In late 2000, I stood in Boston's Orpheum Theater, jostling up against countless guys in bowlers, tattoos and sideburns. It is rather hard to fathom that someone as un-pop as Tom Waits has groupies who look the part, but there they were, milling around like nervous soldiers in search of a Lucky Strike.

To say that I think highly of Waits is an understatement. For my money, he's one of the best performers alive. I've listened since the mid-'80s days of Swordfishtrombones, so by the time I stood in the Orpheum, I had little patience for the tender-eared embracers of the "good songwriter but he can't sing" school of critical judgment. I like Waits' voice(s); it's an integral part of his character-playing.

Still. When Waits took the stage and opened his maw for the first tune, I found myself plastered to the seat, shocked at the absolutely apocalyptic roar assaulting my ears. The most appropriate phrase might be one a critic first used to describe Bo Diddley's guitar sound: like "the devil moving furniture."

The show was the finest musical performance I've seen, but not just because I like Waits and his roar. He possesses a sense of music and performance that's like few other artists: every song feels like a piece of theater.

It's hard to figure why that sense of musical performance is so rare—combine music and a stage, and it seems natural to pay attention to spectacle and even acting. There is much to be said for music for its own sake, of course, musical performance uncluttered by distractions. Yet performers like Waits raise the bar, creating an experience, not a mere set of songs with a live band on stage. It's as if such performers are using more muscles than everyone else.

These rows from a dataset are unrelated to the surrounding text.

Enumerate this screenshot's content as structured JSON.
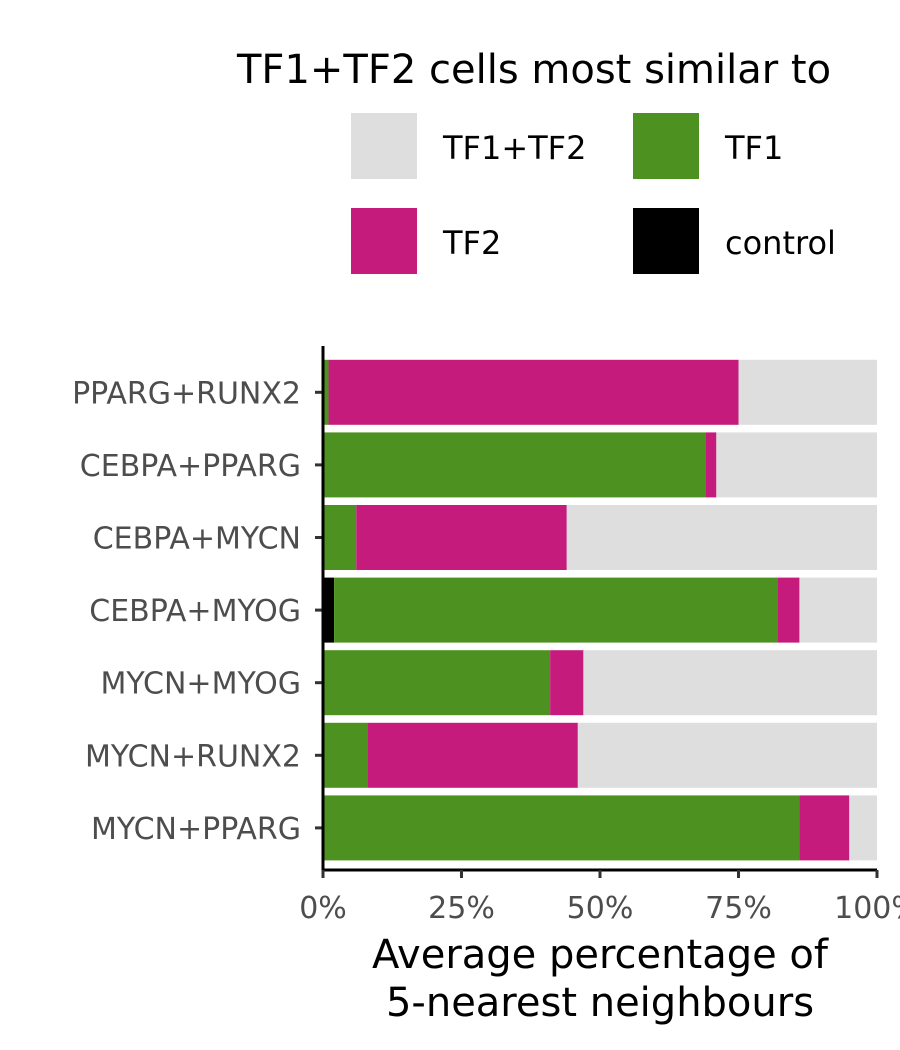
{
  "chart_data": {
    "type": "bar",
    "orientation": "horizontal",
    "stacked": true,
    "legend_title": "TF1+TF2 cells most similar to",
    "legend_position": "top",
    "xlabel": "Average percentage of",
    "xlabel_line2": "5-nearest neighbours",
    "xlim": [
      0,
      100
    ],
    "x_ticks": [
      "0%",
      "25%",
      "50%",
      "75%",
      "100%"
    ],
    "categories": [
      "PPARG+RUNX2",
      "CEBPA+PPARG",
      "CEBPA+MYCN",
      "CEBPA+MYOG",
      "MYCN+MYOG",
      "MYCN+RUNX2",
      "MYCN+PPARG"
    ],
    "series": [
      {
        "name": "control",
        "color": "#000000",
        "values": [
          0,
          0,
          0,
          2,
          0,
          0,
          0
        ]
      },
      {
        "name": "TF1",
        "color": "#4d9221",
        "values": [
          1,
          69,
          6,
          80,
          41,
          8,
          86
        ]
      },
      {
        "name": "TF2",
        "color": "#c51b7d",
        "values": [
          74,
          2,
          38,
          4,
          6,
          38,
          9
        ]
      },
      {
        "name": "TF1+TF2",
        "color": "#dedede",
        "values": [
          25,
          29,
          56,
          14,
          53,
          54,
          5
        ]
      }
    ],
    "legend_order": [
      "TF1+TF2",
      "TF1",
      "TF2",
      "control"
    ],
    "grid": false
  }
}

Part of the reason, of course, is that the bell curve of talent demands that most performers be mediocre. Something that raises the bar is, by its nature, rare. Yet examples do pop up, even right here in the Valley. The list remains short, though. There must be more, especially in a place where musical projects are always brewing away in basements awaiting their moment of glory, but when it comes to bands, the only example a colleague and I could light upon is the very fine and very odd band Fat Worm of Error. The Worm offers extremely noisy costumed fun that crosses well into spectacle. They and their cohorts in the local noise scene seem the most common appreciators of a transcendently spectacular brand of music.

A little farther from home, it bears noting, one finds the cabaret-tinged theatricality of Amanda Palmer (of The Dresden Dolls), who brings her Kurt Weill-esque piano music to Pearl Street this week. But most of the other Valley moments of music meeting spectacle seem to come from spectacle that veers toward music, rather than the other way around: Ashfield's Double Edge Theatre, for instance, puts instruments into the hands of its actors, providing strange strains of acoustic playing to accompany dream-like action. The formerly Northampton-based Missoula Oblongata troupe makes a habit of incorporating musicians in unusual fashion in its experimental, vaudeville-tinged work. (They even have a Myspace page featuring some of their musical performances.) When Northampton's Serious Play group produced Milosevic at the Hague in the A.P.E. performance space, local Dixieland madmen The Primate Fiasco were a part of the play (and guitarist John Sheldon provided offstage music).

Standard-issue musical performance has its glories, to be sure, but if the rarefied, high-theater approach is your cup of tea, obtaining the new Tom Waits album Glitter and Doom Live (available Nov. 24) should be on your to-do list. The bad news is that you'll only get the audio from a multifaceted performance that often features the likes of Waits kicking up dust, blowing glitter or donning a mirror-ball hat.

There is much to be happy about, though. The apocalyptic throat delivers the goods, and the band fires flawlessly through a host of unlikely rhythms and textures. And something that's not popped up much on Waits recordings is finally done justice: disc two is called "Tom Tales," and is a collection of some of the over-the-top tales (about impregnation through bullet wound, for instance) Waits always delivers when he sits down to play a few tunes on piano. Give that a spin and, even if it's just audio, you'll hear the difference between concert and experience.